Female gymnasts peak early, because at puberty the center of gravity tends to shift lower (to the hips) and women gain fat and grow breasts, which changes the strength-to-weight ration. Thus it becomes more difficult to do the flips and turns.

There used to be speculation that the Soviets and Eastern Europeans gave drugs to their gymnasts to block puberty, although I have also heard that it was done simply thru calorie restriction.

I don’t know if gymnastics is any more prone to sexual abuse than any other sport. I can see a case to be made that the system the Chinese and Eastern Europeans use, to select promising candidates and drive them mercilessly, as being abusive. Readwhat the East Germans used to do with their Olympic swimming teams.

I heard a podcast from Max Aita, who trained under the Bulgarian weight lifting coach. Their lifters would work up to a max in the squat, eight times a day, six days a week. If a lifter burned out or got injured, who cares. There are twenty more eager to take their place so they don’t have to work in a factory all their lives.

Regards,
Shodan

In a sense, if we got rid of olympic gymnastics it would change.

Consider high school and even college gymnastics are not near so tough and the girls in college are in their 20’s. I asked out local high school gymnastic coach what “level” the girls were at and she said they didnt even use those but in reality, they would be about level 6. Level 10 is olympic level.

Part of the problem is the training site was in a remote location in Texas, and the families weren’t allowed to visit, for the most part. That’s changed, but obviously not soon enough.

While the peak age may make gymnastics abuse more likely at the full National team level, I think there’s still a lot of opportunities for more local abuses.

I know when I’ve watched college volleyball over the past couple of years, commentators have mentioned that many girls are going through initial college recruitment/commitment as early as Jr High/Middle School. So maybe you don’t make the actual Olympic team until you’re 25, but if you want to get there in the US, you pretty much have to go to a university with a top-level volleyball program, and you’re getting that set up possibly as early as 12 or 13.

That problem is kind of specific to the US, though, with the peculiarity that recruitment for US college sports is international. In other countries you don’t go to college to play sports.

My youngest was a competitive gymnast. She brought home some regional and the occasional national trophy. She stopped at 13.

Yes, the girls peak young. Too much flipping and basic physics says the shorter it is the faster it turns. The boys do much less of that and can be nationally competitive into their early 20s.

I don’t think abuse in sports especially gymnastic is a problem specific to the US.

Abuse in sports, no. But abuse in sports linked to being able to choose a college based on sports, yes. I was answering dzeiger’s post right before mine, not the OP.

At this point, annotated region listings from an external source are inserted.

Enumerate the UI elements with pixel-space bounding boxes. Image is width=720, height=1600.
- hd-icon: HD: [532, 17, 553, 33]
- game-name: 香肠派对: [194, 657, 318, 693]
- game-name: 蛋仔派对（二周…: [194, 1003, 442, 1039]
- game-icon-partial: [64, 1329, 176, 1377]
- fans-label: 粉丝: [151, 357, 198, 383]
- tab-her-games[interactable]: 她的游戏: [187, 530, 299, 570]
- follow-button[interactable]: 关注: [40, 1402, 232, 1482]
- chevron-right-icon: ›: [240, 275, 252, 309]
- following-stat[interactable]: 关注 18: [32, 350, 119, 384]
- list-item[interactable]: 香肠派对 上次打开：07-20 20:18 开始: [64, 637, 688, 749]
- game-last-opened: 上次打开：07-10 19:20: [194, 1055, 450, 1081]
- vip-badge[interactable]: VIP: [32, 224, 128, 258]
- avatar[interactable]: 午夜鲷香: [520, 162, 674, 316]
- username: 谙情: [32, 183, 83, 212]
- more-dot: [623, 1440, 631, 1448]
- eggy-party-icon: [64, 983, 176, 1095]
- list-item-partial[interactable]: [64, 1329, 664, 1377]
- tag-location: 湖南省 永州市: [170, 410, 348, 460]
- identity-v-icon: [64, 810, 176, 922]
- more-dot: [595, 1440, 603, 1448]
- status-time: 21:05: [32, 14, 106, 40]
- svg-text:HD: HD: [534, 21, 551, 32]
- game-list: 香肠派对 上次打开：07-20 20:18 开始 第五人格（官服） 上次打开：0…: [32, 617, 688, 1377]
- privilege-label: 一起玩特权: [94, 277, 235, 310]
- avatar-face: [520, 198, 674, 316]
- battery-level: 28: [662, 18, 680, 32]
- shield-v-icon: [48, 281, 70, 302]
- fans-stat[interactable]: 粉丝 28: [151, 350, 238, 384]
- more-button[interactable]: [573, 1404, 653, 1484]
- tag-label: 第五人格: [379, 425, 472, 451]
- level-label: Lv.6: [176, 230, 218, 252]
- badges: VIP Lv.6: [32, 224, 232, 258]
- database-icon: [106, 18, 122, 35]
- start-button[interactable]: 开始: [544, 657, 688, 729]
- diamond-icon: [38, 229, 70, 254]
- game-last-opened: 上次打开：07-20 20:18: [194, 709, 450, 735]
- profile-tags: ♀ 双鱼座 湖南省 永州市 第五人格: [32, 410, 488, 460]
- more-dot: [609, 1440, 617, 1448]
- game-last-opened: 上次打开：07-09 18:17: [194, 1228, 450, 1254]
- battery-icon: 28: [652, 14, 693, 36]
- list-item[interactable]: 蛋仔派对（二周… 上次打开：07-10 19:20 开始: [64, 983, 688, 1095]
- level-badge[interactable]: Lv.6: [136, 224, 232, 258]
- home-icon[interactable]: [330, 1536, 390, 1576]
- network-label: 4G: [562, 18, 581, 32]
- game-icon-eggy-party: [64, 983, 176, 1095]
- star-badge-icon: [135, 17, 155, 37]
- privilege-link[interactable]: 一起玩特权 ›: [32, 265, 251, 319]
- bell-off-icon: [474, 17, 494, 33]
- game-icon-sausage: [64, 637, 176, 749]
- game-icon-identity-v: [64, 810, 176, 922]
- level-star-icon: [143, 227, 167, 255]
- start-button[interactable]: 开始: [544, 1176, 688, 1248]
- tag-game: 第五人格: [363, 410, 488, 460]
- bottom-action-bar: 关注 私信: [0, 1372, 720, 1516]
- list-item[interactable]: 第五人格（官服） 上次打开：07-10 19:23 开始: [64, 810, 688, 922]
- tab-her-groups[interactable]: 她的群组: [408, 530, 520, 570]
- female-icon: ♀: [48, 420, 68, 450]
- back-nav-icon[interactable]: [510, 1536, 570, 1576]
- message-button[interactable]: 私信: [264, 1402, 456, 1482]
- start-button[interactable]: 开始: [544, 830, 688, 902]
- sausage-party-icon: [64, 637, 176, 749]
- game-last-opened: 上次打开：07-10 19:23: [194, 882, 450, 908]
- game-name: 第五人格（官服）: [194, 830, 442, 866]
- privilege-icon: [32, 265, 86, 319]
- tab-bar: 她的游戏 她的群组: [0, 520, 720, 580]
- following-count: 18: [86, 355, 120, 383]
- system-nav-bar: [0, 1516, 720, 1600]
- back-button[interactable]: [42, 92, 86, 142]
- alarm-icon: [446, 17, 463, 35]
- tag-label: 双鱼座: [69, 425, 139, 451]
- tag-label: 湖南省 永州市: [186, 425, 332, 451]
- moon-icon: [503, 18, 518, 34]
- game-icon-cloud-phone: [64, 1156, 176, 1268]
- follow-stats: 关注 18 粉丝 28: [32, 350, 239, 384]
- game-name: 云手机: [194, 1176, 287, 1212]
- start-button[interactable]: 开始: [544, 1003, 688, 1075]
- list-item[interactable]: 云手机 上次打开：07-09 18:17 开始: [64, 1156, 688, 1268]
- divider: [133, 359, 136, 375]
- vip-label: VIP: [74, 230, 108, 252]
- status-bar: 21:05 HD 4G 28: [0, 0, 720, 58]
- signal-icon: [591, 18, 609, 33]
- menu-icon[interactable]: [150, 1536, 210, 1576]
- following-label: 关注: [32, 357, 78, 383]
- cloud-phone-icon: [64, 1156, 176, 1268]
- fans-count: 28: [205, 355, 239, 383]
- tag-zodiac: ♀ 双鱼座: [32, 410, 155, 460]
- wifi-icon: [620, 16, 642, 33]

Our swim team hosted an international invitation meet back when I was in my teens (in the 80s). One of the teams was from East Germany: the girls had broader shoulders, more muscle mass, and deeper voices than all of the guys on my team. The girls on my team were freaked out hearing them in the lockerroom, thinking there were German men in there with them. They won everything they raced in, but looked miserable.

The other thing going on with my team, was our coach sleeping with a succession of 15yo girls on the team, while his wife was pregnant a couple times. Several of my teammates were Olympic hopefuls, so under intense pressure. But just as ripe with opportunities for abuse as any similar sport. I don’t know that girls’ gymnastics is worse for that type of abuse, but it certainly seems to do more damage to the bodies of young girls in training and competing than any other sport I know of, so it’s certainly worse in that regard.